Le danger de la financiarisation
Le phénomène de financiarisation dans les différents secteurs de l’offre de soins interpelle les pharmaciens. Récemment auditionné par le Sénat sur cette question, l’Ordre défend l’importance de conserver les règles actuelles de propriété du capital pour garantir l’indépendance des professionnels de santé. « Cela pourrait constituer une vraie menace pour la santé publique », indique Bruno Maleine. Une opinion partagée par Christophe Le Gall (UNPF). « Cela va forcément déséquilibrer le système. Les pharmacies rurales n’intéresseront pas les fonds d’investissement qui cherchent la rentabilité », estime-t-il.
200
C’est le nombre de fermetures d’officines comptabilisées en France lors du premier semestre 2024, selon l’Ordre national des pharmaciens.

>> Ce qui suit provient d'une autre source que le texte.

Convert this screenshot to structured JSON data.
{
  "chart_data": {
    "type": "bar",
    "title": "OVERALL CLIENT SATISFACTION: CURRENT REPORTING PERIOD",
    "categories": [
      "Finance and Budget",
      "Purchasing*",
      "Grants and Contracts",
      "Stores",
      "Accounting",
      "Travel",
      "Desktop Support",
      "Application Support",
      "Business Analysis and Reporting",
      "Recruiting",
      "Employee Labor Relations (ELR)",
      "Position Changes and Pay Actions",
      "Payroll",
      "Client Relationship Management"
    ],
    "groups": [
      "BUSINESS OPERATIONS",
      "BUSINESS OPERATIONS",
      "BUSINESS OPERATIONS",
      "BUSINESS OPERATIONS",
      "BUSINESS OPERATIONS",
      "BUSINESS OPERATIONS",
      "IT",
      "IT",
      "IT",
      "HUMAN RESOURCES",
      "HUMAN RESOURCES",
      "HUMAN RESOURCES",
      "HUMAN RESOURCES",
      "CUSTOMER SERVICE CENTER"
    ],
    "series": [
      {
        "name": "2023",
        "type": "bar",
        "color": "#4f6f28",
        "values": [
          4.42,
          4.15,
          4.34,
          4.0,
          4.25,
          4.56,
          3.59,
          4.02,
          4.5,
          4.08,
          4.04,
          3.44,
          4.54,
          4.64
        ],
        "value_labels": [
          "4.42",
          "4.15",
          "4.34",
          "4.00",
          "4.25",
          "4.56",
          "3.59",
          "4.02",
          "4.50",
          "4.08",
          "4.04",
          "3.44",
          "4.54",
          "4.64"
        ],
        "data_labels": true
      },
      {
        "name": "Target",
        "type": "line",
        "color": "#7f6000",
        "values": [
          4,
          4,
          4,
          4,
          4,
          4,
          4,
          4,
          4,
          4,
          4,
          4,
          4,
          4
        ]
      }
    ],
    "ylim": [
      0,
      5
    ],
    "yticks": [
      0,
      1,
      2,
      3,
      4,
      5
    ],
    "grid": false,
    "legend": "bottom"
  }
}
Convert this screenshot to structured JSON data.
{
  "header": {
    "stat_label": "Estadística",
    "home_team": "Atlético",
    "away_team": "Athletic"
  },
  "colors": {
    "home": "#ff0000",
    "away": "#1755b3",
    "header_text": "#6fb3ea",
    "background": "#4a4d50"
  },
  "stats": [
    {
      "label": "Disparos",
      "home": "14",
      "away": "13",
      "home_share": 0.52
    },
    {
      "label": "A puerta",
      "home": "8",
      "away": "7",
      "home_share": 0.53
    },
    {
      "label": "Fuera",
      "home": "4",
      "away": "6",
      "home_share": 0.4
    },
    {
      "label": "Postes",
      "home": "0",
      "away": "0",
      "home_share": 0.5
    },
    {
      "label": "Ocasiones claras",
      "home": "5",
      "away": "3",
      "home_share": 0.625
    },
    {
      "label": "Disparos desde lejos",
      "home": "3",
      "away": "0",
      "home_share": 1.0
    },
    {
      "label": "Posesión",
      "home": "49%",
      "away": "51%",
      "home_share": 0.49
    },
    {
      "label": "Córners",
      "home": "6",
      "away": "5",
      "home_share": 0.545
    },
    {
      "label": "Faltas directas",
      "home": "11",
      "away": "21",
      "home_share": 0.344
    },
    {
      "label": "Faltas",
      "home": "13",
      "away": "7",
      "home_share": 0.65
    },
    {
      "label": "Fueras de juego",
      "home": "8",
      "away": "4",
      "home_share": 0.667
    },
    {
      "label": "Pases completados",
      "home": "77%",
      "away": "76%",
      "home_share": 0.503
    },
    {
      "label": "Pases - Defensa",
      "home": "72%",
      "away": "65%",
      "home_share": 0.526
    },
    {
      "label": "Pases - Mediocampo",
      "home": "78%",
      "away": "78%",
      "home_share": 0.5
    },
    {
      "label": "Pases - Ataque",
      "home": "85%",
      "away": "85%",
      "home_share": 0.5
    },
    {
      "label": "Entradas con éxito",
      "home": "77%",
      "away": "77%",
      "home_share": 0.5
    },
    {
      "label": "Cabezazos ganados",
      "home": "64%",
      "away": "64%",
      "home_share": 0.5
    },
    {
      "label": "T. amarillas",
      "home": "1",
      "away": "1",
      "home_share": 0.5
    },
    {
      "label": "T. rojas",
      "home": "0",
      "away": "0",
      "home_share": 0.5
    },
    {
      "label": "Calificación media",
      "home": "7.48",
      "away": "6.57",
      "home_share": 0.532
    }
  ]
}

Cette autre proposition qui n’a pas été retenue…
En mars dernier, deux sénatrices ont déposé une proposition de loi visant à assouplir les règles d’ouverture des pharmacies en milieu rural. Celle-ci prévoyait la possibilité de créer une officine par voie de transfert ou de regroupement dans une commune de moins de 2 500 habitants. Largement décrié par les syndicats et l’Ordre des pharmaciens, ce texte a finalement été abandonné. « Il s’agissait d’une démarche vertueuse de la part de ces parlementaires qui estimaient peut-être que les règles d’ouverture étaient trop strictes », indique Bruno Maleine. Il rappelle toutefois que ces règles correspondent aux besoins de la population. « La solution n’est pas de créer des officines supplémentaires qui mettraient en péril celles qui existent déjà sur ces territoires ruraux », explique-t-il.